All politics is local

Published in Dawn – photo by S. Ali/PPI

We start with a simple truth: that government becomes more trustworthy, the closer it is to the people.

This is because all politics is local. Whatever the press may dub important, chances are the people care most about clean drinking water, access to healthcare, roads instead of rutted paths, a less brutal police.

And chances are the people that most understand this will be of them and among them: representatives, not rulers. It’s the essence of local government.

For the longest time, however, we’ve had nothing of the sort. While explanations go as far back as the British, we can start somewhat later: party-less elections in 1985.

It was a Zia project that, like all Zia projects, reverberated for a generation­ – the Class of ’85 was a bonanza of opening acts that never did exit the stage afterwards: Chaudhry Nisar, Chaudhry Pervaiz Elahi, Sheikh Rashid, Hamid Nasir Chattha, Javed Hashmi, Manzoor Ahmed Wattoo, and a 36-year-old Nawaz Sharif.

Though it wiped out the PPP from Punjab for good, the 1985 election was vital for another reason: polls without parties meant campaigns without manifestos. With no actual programme to vote for, what mattered was money and baradri, sect and status.

For MNAs and MPAs so elected, what was on offer wasn’t big ideas or better laws. It was patronage: the politics of thaana-kacheri, of digging ditches and cutting ribbons. What was national became municipal. What was municipal became redundant.

It’s also why our Hon’ble Members continue to do so little for LGs ­– why give away the only powers they have? Their parties double as policy graveyards; their lawmaking beholden to the party heads.

Yet the alternative has always meant military dictatorship. Those that praise LGs brought in by the generals – the latest being Musharraf’s – forget that the intention was to bypass the political class, strengthen the centre, and part with the least power possible.

Which is why a new consensus around local governments, ushered in by the Eighteenth Amendment, has been so refreshing. While we often mention Article 140-A, we fail to pair it with the thrust of the amendment itself: shoring up civilian rule by spiriting resources away from the centre to the provinces (it’s why the establishment finds it so repulsive).

And yet the ball has landed midway: the provinces must cede space to the last and most important tier – local governments. As Arifa Noor has written in these pages, if our parties are serious about democracy, ‘they would ensure that power is transferred not just from Islamabad to Lahore, Karachi, Peshawar and Quetta but to Multan, Hyderabad, Mansehra and Gwadar.’

The scheme of Article 140-A makes this clear: ‘Each Province shall, by law, establish a local government system and devolve political, administrative and financial responsibility and authority to the elected representatives of the local governments.’

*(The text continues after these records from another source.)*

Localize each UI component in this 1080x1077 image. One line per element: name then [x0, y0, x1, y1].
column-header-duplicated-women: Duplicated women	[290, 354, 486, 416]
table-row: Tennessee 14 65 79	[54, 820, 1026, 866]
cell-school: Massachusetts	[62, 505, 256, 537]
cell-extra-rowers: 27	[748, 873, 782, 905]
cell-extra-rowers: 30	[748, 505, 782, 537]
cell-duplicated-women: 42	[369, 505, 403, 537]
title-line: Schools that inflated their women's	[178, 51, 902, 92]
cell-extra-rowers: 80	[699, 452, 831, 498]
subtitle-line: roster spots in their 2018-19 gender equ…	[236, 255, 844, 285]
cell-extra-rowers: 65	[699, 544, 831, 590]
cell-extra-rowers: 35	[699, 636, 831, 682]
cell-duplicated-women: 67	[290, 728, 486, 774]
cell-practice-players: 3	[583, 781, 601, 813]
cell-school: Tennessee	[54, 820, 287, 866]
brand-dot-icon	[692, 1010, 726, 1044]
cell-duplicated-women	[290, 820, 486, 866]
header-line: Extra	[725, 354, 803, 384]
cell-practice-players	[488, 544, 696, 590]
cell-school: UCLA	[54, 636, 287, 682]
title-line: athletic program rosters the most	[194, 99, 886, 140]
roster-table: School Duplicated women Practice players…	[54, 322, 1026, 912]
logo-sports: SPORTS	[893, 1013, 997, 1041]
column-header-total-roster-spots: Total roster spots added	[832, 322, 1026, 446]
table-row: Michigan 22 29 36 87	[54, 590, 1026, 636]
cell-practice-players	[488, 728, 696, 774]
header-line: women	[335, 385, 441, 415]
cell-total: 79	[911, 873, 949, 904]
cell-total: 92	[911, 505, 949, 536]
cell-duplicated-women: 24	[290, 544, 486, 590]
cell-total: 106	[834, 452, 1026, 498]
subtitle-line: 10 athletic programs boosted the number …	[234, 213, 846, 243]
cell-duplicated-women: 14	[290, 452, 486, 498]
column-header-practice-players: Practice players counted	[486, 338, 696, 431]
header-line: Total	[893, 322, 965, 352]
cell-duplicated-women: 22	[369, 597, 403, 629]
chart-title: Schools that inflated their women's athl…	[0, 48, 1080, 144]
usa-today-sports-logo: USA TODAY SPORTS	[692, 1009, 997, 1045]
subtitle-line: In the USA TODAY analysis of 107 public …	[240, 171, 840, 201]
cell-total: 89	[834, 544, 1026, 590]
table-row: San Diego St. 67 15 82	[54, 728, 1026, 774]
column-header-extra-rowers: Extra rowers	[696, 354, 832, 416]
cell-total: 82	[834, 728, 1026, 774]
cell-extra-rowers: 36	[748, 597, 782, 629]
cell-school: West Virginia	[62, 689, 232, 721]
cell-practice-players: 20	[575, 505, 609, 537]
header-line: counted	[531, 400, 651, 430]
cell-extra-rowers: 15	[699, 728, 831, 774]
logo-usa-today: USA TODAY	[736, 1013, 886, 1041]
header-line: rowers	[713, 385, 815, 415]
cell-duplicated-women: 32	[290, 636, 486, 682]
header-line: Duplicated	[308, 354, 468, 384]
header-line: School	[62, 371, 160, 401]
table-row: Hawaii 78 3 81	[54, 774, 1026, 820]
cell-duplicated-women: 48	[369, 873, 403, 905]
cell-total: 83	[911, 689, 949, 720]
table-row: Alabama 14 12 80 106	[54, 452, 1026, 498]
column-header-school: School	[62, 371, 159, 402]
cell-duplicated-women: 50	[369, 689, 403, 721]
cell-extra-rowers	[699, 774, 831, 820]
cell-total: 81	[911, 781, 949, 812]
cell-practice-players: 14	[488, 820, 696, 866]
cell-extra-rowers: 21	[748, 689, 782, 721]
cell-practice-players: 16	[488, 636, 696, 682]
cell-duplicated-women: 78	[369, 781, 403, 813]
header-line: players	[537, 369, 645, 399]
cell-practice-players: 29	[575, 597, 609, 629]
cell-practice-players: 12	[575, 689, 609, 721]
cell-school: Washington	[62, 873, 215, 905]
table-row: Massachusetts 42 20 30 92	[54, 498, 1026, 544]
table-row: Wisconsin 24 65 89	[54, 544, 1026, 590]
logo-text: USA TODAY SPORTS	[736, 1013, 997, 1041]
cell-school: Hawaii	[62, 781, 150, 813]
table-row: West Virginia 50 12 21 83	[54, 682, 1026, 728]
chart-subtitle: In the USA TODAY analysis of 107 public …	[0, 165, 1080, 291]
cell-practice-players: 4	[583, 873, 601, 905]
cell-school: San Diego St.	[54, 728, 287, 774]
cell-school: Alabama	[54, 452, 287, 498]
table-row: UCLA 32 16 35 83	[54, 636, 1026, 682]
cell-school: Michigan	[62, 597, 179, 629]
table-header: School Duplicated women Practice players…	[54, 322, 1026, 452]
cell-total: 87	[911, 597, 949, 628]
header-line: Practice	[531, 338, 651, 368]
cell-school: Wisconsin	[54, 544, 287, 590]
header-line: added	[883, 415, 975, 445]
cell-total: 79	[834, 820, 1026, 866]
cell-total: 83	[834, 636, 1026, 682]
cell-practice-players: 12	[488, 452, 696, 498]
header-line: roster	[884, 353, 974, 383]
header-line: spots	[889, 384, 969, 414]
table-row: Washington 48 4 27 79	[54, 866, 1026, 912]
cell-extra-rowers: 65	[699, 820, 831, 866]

Legal eagles like Umer Gilani have already walked us through these terms: ‘devolve’ and not ‘delegate’ implies an irreversible transfer of rights; ‘local governments’ instead of ‘local bodies’ means a co-equal with the provinces and centre; ‘shall establish’ creates a constitutional obligation – not a matter of convenience.

And yet local governments are under siege everywhere, courtesy the ruling parties. In Khyber Pakhtunkhwa, the Peshawar High Court ruled that the PTI’s bid for party-less LG elections was unconstitutional; it took another push from the Supreme Court to ensure they were held.

Over in Balochistan, the BAP-PTI combine’s delaying tactics were shut down by the ECP; it now drags its feet on sharing information for delimiting local councils.

In Sindh, the LGs have been utterly emasculated by the PPP’s rotten laws: Karachi’s mayor was given the sop of chairing municipal boards, without any actual powers or budget.

In Punjab, Buzdar sent the local governments packing before barely half their term was over. They were restored by the Supreme Court last March, after a two-year struggle led by mayors Mubashir Javed and Asad Ali Khan.

There are still some silver linings: LGs have taken hold in the popular imagination; the courts are uncompromising about polls being held on time; and mayors in KP and Punjab are or will be directly elected representatives of the people (of note is the PPP’s Saeed Ghani, who says the same for Karachi isn’t ‘humanly possible.’)

It’s time now also to free up resources from the provinces; to announce election schedules; and to phase out the bureaucracy’s fossilized Brahmins from the municipal level.

Most important, the LGs must be protected from trigger-happy chief ministers. Justice Jawad Hassan’s recent judgment in Mubashir Javed held that an LG’s term had fixed start and endpoints (despite this lawyer’s contention that security of tenure had been guaranteed by precedent). That makes it all the more vital that the chief minister’s dissolution button be scrapped from our LG laws. In light of the Supreme Court’s verdict in Asad Ali Khan, it already has zero legal value.

We may yet move beyond 1985. But only local governments can get us there.